How to Deal With Unspecified Document Volume in eDiscovery

Continuing my series of articles aimed at introducing my new friends in SA to the wonderful world of eDiscovery, I thought we should change tack and talk about some of the questions which are most often raised in a litigation case or investigation. These include 'How many pages and documents do I have, and how much data do I have?'. Unbelievably important questions, especially at the beginning of a case because until a lawyer knows the answers he has no chance at all of knowing if he can organise a review of the documents in time for discovery etc. Furthermore, he cannot estimate costs, which the client is bound to want to know! The problem is no one knows the answers precisely to these questions until each and every document is processed.
That being the case, how can we help to answer these questions at the beginning of a matter which is when everyone needs to know? We can do this based upon experience and we can give guidelines. They are estimates only but at least will help the lawyer and client enormously at the crucial time of early case assessment. I must make it clear that the following estimates and formulae are mine only based upon my experience. Others within industry will have different views based upon their experiences.

Let us begin with paper documents. For example if I was told that there are 20 boxes of documents in binders then I would say there could be 35,000 pages equating to approx. 11,700 documents. How can I possibly say that so quickly without seeing or counting them?  I have handled a lot of cases in my time and we form a view based upon experience as an educated best guess. Here is how it works. Assume a typical lever arch binder, it would hold approx 350 pages and a typical banker’s box would hold 5 binders – hence 1750 pages per box x 20 boxes = 35,000 pages.
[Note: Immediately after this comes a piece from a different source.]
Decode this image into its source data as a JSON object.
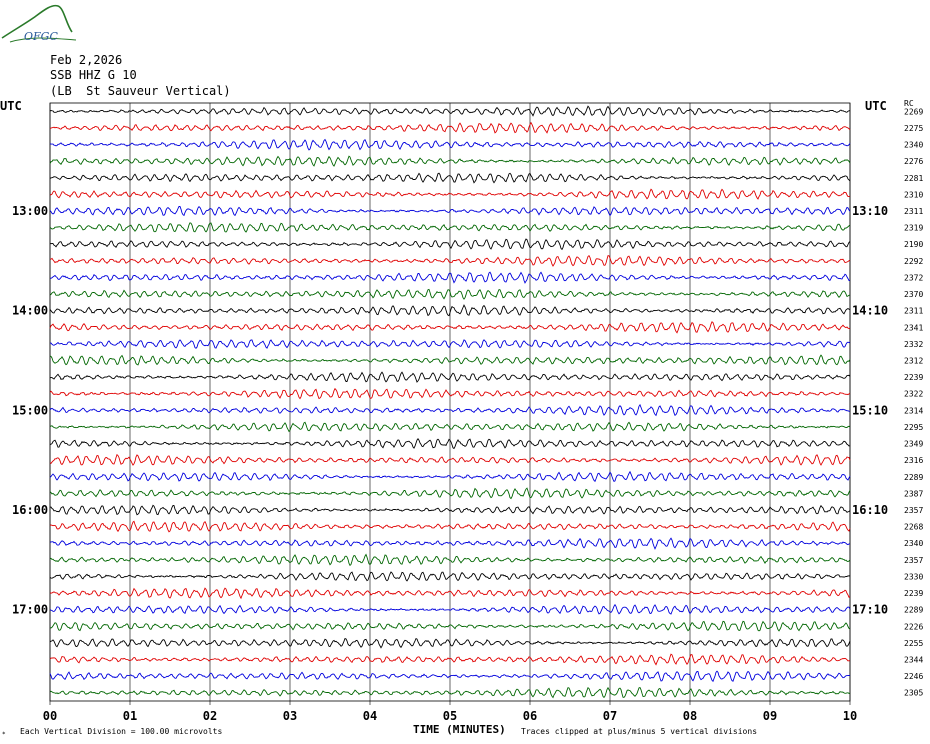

Before we go any further this is also assuming all pages bear single sided text which they do more often than not but if they were all with double sided text then the number of pages would double. Some pages will be a document in its own right e.g. a one page letter, but some documents will consist of more than one page e.g a 5 page report. Therefore I assume an average page/doc ratio of 3:1, hence 35,000 pages would consist of almost 11,700 documents. Sometimes it is possible at the outset to agree an estimated page/doc ratio but in the absence of any real guide we use 3:1. I must repeat that this is only a guide based on averages for cost and time purposes and the actual page and doc counts will naturally vary and therefore affect both cost and time.

Electronic documents or data are more complex but again we make educated guesses based upon experience. With these we must first deal with file sizes. An average custodian’s documents on his PC or laptop could equate to 15 gigabytes (Gb) of usable data once collected. This will expand slightly when processed due to the release of container files (such as zip files), perhaps to 18 Gb. This will decrease, once the de-duplication process, that I have mentioned previously, has been undertaken, perhaps to 12 Gb. It is worth mentioning here that a mobile device, iPhone, Blackberry etc. could well hold 5Gb of data.

Before you lose the will to live let me explain why these figures are important to a lawyer and the client at the very outset. Firstly, service providers are likely to be charging the processing and hosting at a per Gb price. Secondly, it is imperative to have some idea as to how many documents are comprised in these figures so that the lawyer can calculate his reviewing time or think about rushing off to Court with an application for an extension of time.
Estimating the number of pages and documents of data is difficult but again I have to apply a best guess based upon experience. That shows that an average Gb of data could contain 6500 documents or 20,000 pages. Now, before we move on let me say that if the data consisted of nothing but 2 line emails with no attachments then 1Gb could equate to as many as 100,000 pages but I have never seen that scenario. There is  always a mixture of doc types along with emails, such as Word Docs, Excel spreadsheets, PowerPoint and the like and they carry larger file sizes which obviously reduces the number of documents or records – hence my average of 6500 docs per 1Gb of data. Therefore, returning to our custodian who has a net 12Gb of data from his PC/laptop and, say, 3Gb from his mobile device, the total of 15Gb could produce 97,500 docs or 300,000 pages. Very few cases only one have custodian and if there were, say, 5, then you could be dealing with almost half a million documents or 1.5m pages! Now you see why we do not want to be printing electronic data and you also see why it is imperative to use technology to filter these documents in a hosted solution for review. It is simply not possible or practical or cost effective for a lawyer to look at every document (more on this when we consider proportionality in a future post).

Obviously there are so many variables and no two cases are alike but what I have outlined here is on a general “rule of thumb” basis within the industry and on the numerous cases in which I have been involved. We also know from experience that certain types of cases will cause variances. For example, construction cases often have large size files which reduce the number of documents. The largest case that I have personally dealt with had approximately 10m pages of hard copy and 4 terabytes of data (by the way, there are 1024 gigabytes in a terabyte!). That equated to almost 30m documents. You may imagine that this matter was over a very long period – about 4 years - and lawyers were working for far longer than that, on the investigation. 

Once again this shows the need for expert assistance in these matters. A lawyer cannot be expected to know these numbers and I hope I have been able to shed some light on best practices to employ during early data assessment.